As a physician, I was trained to assess a patient's chronological age. The key piece of anatomy that doctors examine to determine "vintage" is the neck. (So if you want to stump those carnival gurus who offer to guess your age, best to wear a scarf.) Often, if you were to open a medical record, you'd find statements like, "The patient is a 98-year-old man who appears younger than his stated chronological age." We doctors constantly compare chronological age and physiological age. In our business, age is an important parameter.
And ageing is an important process. Fortunately, however -- data from the Census Bureau and the National Institute of Ageing will back me up -- ageing does not become an unbearable curse for most people. Still, though, in a society predicated on youthfulness, it can be a challenge to view ageing as a blessing.
As I get older, I become more aware of the fragility of my body. I can't do all the things I used to do, but I can endeavor to find creative alternatives. Also, I’ve become more accepting of my own susceptibility to sickness and, I hope, more sensitive to others who are ill.
As I get older, I notice that the ratio of funerals to weddings, graduations, and bar/bat mitzvas that I attend is growing larger. More and more, to my chagrin, I see my own peers dying, and I appreciate that the good friends and close relatives whom I lose are irreplaceable.
During the winters, I do my daily swim in an indoor pool. The pool I use, not quite Olympic size but always well-heated and meticulously cleaned, is located in the independent-living facility adjacent to the hospital where I work. I’ve noticed that I’m the only one swimming there who was born after 1940. If you saw Ron Howard's sci-fi movie “Cocoon,” then you know the pool. And, cocoons or no cocoons, as in the film, swimming in those waters with an elderly population is nothing less than a rejuvenating experience.
Each morning as people finish their swim, interesting conversations ensue. My older buddies always have something to contribute. Their forte is not knowledge but rather a less quantifiable entity: wisdom. By wisdom, I'm referring to the common sense and confidence to draw sound conclusions from life's experiences. My older friends stress, for example, moderation as an antidote to extremism and single-mindedness. They caution that it's not worth fighting with family members since estrangement, a potential, would be too big a price to pay. Repeatedly, they nag me about the importance of companionship. I can't help but conclude that ageing brings more clarity of wisdom.

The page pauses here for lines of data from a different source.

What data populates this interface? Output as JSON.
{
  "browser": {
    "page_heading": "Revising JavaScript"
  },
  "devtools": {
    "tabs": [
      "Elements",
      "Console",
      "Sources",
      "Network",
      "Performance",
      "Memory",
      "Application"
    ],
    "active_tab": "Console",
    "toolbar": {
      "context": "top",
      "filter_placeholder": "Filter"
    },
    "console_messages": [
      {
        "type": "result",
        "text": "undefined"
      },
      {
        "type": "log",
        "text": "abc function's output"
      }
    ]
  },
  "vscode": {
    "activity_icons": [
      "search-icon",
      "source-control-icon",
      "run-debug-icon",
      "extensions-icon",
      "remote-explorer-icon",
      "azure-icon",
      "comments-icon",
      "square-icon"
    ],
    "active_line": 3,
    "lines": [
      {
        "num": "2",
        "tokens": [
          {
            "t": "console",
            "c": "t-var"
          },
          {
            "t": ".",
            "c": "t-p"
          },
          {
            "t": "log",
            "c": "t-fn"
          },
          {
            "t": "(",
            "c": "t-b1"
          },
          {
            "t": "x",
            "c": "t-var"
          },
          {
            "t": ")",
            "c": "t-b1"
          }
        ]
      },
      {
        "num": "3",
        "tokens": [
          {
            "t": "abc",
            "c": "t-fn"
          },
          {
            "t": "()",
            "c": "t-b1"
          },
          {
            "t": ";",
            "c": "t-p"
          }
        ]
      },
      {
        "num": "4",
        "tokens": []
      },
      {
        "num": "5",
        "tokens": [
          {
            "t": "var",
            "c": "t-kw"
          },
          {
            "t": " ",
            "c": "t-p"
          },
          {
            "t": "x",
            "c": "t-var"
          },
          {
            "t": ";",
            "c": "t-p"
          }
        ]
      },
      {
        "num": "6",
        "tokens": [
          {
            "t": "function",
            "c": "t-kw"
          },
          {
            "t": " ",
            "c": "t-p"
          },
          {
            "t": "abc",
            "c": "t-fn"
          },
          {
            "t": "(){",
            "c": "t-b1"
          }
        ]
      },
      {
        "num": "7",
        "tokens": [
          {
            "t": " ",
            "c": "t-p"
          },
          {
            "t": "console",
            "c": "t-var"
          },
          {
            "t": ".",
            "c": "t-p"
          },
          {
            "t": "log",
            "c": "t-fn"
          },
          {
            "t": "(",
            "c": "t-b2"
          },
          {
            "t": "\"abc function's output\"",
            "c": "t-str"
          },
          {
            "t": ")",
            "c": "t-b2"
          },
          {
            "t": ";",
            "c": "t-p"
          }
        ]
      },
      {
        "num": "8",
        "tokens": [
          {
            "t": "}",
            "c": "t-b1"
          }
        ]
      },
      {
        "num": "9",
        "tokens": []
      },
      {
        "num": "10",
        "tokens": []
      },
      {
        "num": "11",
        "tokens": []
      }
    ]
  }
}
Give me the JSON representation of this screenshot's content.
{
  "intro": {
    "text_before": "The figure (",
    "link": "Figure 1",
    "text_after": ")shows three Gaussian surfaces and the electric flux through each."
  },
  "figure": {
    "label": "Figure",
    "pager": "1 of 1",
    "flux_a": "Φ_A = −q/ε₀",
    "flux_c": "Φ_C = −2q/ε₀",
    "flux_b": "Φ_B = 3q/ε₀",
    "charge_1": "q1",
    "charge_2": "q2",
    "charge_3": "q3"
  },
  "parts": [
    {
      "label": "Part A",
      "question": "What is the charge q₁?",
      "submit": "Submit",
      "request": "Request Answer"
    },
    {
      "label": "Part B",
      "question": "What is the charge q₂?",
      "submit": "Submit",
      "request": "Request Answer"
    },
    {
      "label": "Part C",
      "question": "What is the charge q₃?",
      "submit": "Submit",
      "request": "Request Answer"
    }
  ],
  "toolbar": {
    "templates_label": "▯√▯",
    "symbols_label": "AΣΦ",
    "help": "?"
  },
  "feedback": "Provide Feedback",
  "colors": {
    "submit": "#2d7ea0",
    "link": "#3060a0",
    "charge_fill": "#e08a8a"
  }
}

All in all, I think that yesterday's explorers, like Ponce De Leon who sought his "fountain of youth," as well as today's futurists, like Ray Kurzweil who believes that nanotechnologies will grant us immortality, both err. Ageing is part of the human experience. It certainly poses challenges, but it also brings gifts, and luckily, we have ways to cope--sometimes on an intellectual plane by trying to benefit from each other's wisdom, sometimes on an emotional level by trying to benefit from each other's company, and sometimes by doing purely frivolous things, like dying our hair, not with any idea of “fooling the hands of time” but simply trying to look good.